The ideal total body workout for women should be quick, effective and intense. Your fitness goals are important and when you begin to see results quickly, you are more likely to stick with your workout routines. Bodyweight exercises such as push-ups and sit-ups are part of the total body workout for women, but you also need to go beyond the weight of your body and use challenging weight loads. For instance, lifting barbells, dumbbells and medicine balls to reach a large portion of your muscle tissues. When using equipment, wear workout gloves to protect your hands from small cuts and from developing calluses.
Complete the total-body workout three times a week with at least one day of rest between sessions. Perform 3 sets of 8 to 10 repetitions of the following exercises:
Front Squat to Press– Stand with your feet a hips-distance apart. Grasp a barbell at your waist with your arms straight and palms facing you. Bend your elbows to rack the weight at the fronts of your shoulders with your palms facing away. Bend your knees and hips and lower into a squat. Keep your weight pressed into your heels. Straighten your legs to return to standing. Press the barbell overhead by extending your arms. Move your head back slightly to avoid the bar. Then, lower the bar to your chest and repeat.

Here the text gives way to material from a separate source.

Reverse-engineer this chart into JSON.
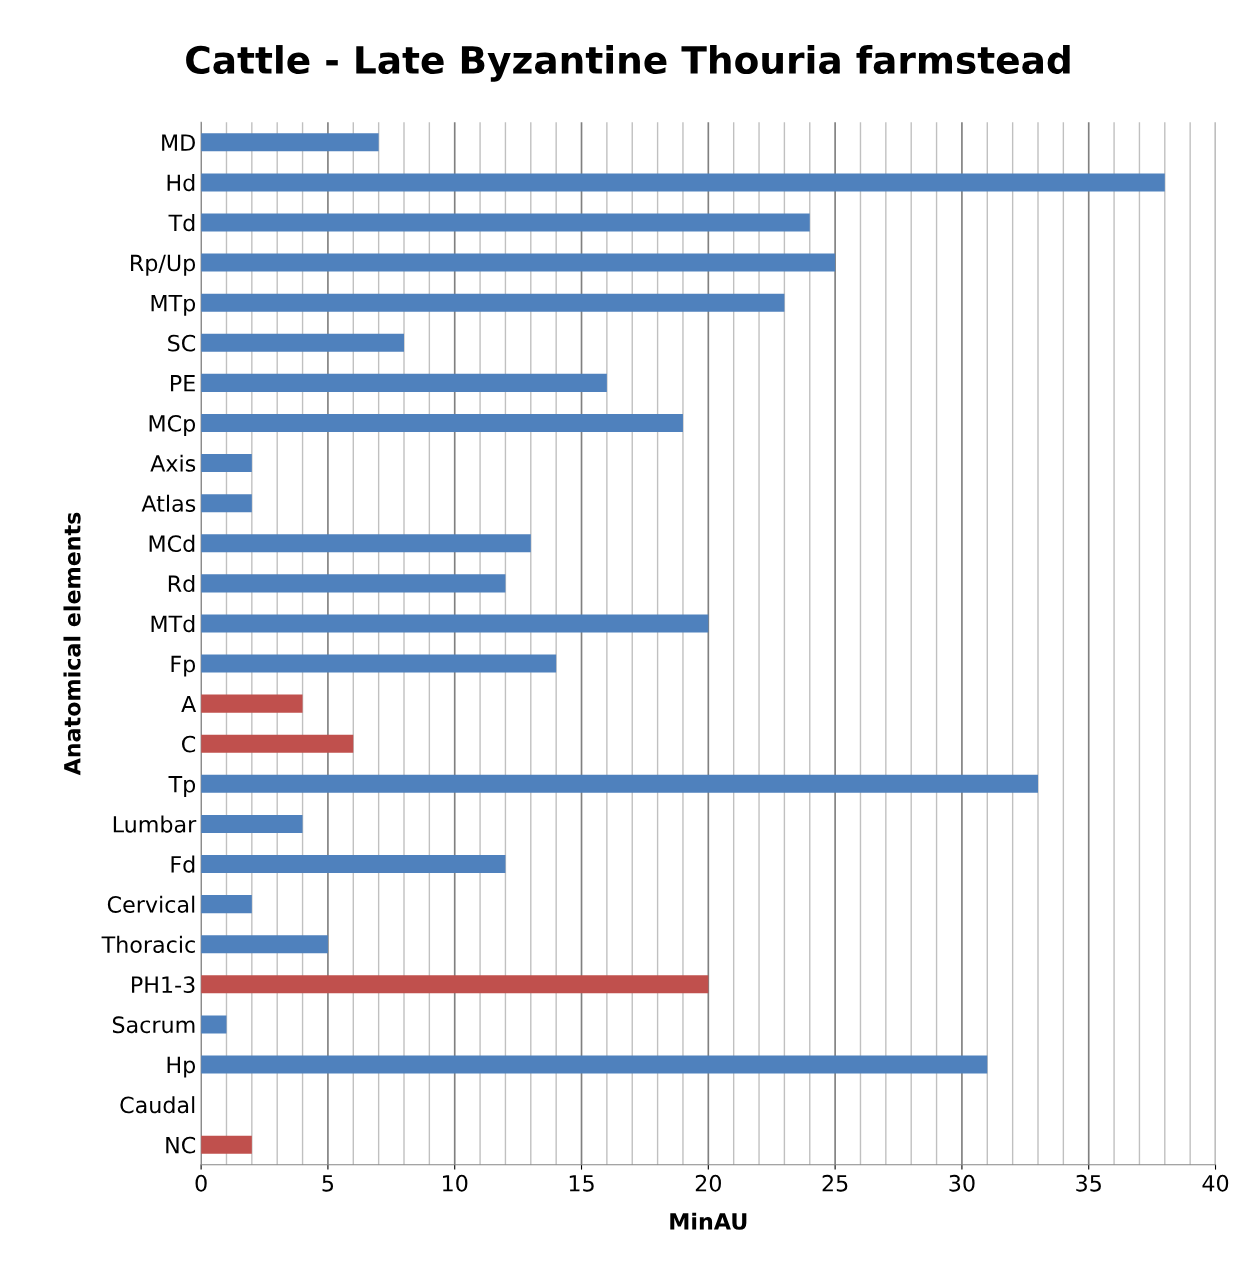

Stiff Legged Deadlifts– Stay standing and keep the barbell in front of your thighs with your palms facing you. Look forward as you bend from the waist and lower the weight toward the floor. As you lower the weight, keep it as close to your legs as possible. Aim to have your knees bent only slightly. When you have lowered as far as possible without bending your knees, squeeze your backside and return to a standing position.
Hammer Curls– Stand tall and hold a dumbbell in each hand with your palms facing each other. Bend your elbows while keeping them at your sides and raise the weights toward your shoulders. Slowly straighten your arms to return to start.
Wood Chops– Stand with your right foot slightly in front of your left. Hold onto a medicine ball with both hands. Keep your arms straight as you raise the ball on an angle out over your right shoulder. Keep the ball close to you as you quickly move the ball toward your left hip. Return to start using a quick, swinging motion.